Vooral in het wetenschappelijk onderwijs zijn ‘gele kaarten’ een uitzondering geworden, blijkt uit de jaarlijkse telling van de Nederlands-Vlaamse Accreditatieorganisatie. Van de 404 beoordeelde opleidingen kregen er maar tien te horen dat ze verbeteringen moesten doorvoeren. Daar krijgen ze één of twee jaar de tijd voor.
Eer aan zichzelf
In het hbo kregen 12 van de 211 beoordeelde opleidingen zo’n ‘herstelperiode’. Dat is een normale uitkomst. Sinds het jaar 2012 loopt zo’n 5 procent van alle gekeurde opleidingen, zowel in hbo als wo, tegen een gele kaart aan.
Na de herstelperiode halen ze het allemaal: er zijn sinds 2012 nul bestaande opleidingen afgekeurd. Wel zijn er elk jaar een paar opleidingen die hun aanvraag voor accreditatie voortijdig intrekken, mogelijk omdat ze de eer aan zichzelf willen houden.
‘We kunnen vertrouwen op de kwaliteit van het Nederlandse hoger onderwijs’, concludeert NVAO-voorzitter Anne Flierman. Hij meent dat er bij bestaande opleidingen ‘ruimte is voor het geven van vertrouwen’.

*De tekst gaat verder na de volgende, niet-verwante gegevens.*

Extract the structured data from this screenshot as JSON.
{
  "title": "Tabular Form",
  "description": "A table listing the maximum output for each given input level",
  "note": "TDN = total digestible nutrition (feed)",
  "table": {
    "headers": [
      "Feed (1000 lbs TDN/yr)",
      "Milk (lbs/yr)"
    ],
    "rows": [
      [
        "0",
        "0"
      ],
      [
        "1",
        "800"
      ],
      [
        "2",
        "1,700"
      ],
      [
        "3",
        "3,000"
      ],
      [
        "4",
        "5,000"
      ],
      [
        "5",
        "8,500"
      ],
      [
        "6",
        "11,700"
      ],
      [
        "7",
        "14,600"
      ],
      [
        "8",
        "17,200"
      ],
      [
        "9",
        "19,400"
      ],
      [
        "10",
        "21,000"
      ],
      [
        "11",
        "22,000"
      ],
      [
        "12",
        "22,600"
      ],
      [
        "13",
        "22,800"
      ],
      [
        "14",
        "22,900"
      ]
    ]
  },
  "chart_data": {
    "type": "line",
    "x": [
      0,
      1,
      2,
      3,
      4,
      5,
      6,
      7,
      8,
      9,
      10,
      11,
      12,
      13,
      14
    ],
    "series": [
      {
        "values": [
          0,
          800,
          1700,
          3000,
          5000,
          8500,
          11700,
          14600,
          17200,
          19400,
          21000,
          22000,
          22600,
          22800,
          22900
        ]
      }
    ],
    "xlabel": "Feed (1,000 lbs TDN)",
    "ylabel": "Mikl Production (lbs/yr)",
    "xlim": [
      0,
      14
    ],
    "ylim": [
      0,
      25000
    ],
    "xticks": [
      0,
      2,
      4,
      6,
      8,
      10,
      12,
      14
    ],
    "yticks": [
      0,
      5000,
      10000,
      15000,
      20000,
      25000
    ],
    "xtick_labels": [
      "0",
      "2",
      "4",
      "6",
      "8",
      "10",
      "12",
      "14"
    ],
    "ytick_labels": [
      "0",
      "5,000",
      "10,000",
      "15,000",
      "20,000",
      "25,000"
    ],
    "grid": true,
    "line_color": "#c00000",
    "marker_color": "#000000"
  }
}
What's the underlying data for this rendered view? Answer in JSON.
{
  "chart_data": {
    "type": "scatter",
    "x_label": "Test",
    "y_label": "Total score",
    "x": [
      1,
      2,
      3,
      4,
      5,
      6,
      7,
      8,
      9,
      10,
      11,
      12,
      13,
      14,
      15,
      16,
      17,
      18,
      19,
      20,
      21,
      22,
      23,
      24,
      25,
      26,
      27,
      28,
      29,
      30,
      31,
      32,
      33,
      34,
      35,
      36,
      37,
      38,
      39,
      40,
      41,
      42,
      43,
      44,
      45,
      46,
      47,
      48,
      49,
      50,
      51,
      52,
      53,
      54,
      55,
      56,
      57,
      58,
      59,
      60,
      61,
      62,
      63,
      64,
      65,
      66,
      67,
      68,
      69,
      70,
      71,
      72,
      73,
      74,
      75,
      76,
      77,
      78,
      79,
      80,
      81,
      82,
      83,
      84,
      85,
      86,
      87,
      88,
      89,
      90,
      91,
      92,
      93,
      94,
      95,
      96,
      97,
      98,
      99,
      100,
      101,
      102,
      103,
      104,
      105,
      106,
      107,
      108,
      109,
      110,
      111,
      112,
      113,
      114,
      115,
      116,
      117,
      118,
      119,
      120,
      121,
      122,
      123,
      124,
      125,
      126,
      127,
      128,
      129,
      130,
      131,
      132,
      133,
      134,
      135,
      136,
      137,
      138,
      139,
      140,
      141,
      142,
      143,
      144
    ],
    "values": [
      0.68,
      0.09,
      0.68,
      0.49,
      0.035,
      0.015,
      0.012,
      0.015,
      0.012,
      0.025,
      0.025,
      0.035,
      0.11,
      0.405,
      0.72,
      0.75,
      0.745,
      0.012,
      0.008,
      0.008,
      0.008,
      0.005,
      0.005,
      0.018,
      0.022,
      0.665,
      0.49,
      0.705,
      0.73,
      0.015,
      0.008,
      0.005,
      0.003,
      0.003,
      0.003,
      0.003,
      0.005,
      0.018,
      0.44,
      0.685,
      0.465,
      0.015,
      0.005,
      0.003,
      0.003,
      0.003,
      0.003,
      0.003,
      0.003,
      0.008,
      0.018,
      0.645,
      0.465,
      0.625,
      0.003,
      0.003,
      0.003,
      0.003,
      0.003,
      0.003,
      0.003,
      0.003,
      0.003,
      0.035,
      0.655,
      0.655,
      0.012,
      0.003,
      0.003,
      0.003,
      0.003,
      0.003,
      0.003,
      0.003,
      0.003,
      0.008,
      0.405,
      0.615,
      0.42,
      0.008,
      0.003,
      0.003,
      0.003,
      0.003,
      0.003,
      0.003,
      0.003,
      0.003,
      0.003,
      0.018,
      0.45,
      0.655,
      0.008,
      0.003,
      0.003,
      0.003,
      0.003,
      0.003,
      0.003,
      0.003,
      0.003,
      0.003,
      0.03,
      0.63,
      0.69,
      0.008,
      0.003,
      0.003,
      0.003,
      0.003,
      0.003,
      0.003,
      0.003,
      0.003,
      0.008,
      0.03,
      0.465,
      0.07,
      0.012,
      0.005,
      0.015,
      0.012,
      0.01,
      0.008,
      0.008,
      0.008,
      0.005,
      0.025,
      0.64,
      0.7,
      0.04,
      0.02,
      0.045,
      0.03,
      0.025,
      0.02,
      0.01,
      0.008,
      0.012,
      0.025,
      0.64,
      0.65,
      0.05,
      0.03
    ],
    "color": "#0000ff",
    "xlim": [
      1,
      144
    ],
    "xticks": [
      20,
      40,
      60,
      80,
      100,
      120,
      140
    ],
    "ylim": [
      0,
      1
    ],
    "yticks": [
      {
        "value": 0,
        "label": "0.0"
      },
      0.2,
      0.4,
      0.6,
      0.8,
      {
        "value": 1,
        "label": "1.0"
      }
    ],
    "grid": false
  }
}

Dat sluit aan bij zijn uitspraken in een recent interview met het HOP over ‘instellingsaccreditatie’. Van hem mogen sommige universiteiten en hogescholen meer verantwoordelijkheid krijgen voor hun eigen kwaliteitsbewaking.
Nieuw
Bij nieuwe opleidingen is het anders. Als het onderwijs nog niet is begonnen, is het moeilijker om aannemelijk te maken dat alles in orde zal zijn. Het lukt overigens steeds vaker, ziet de NVAO, maar de keurmeesters zijn lang niet altijd overtuigd.
Van de 23 nieuwe universitaire opleidingen mochten er maar 16 zonder meer van start. In het hbo waren dat er 14 van de 21. De rest trok zich terug of mocht alleen ‘onder voorwaarden’ beginnen: dan komt de NVAO eerder kijken of alles goed gaat.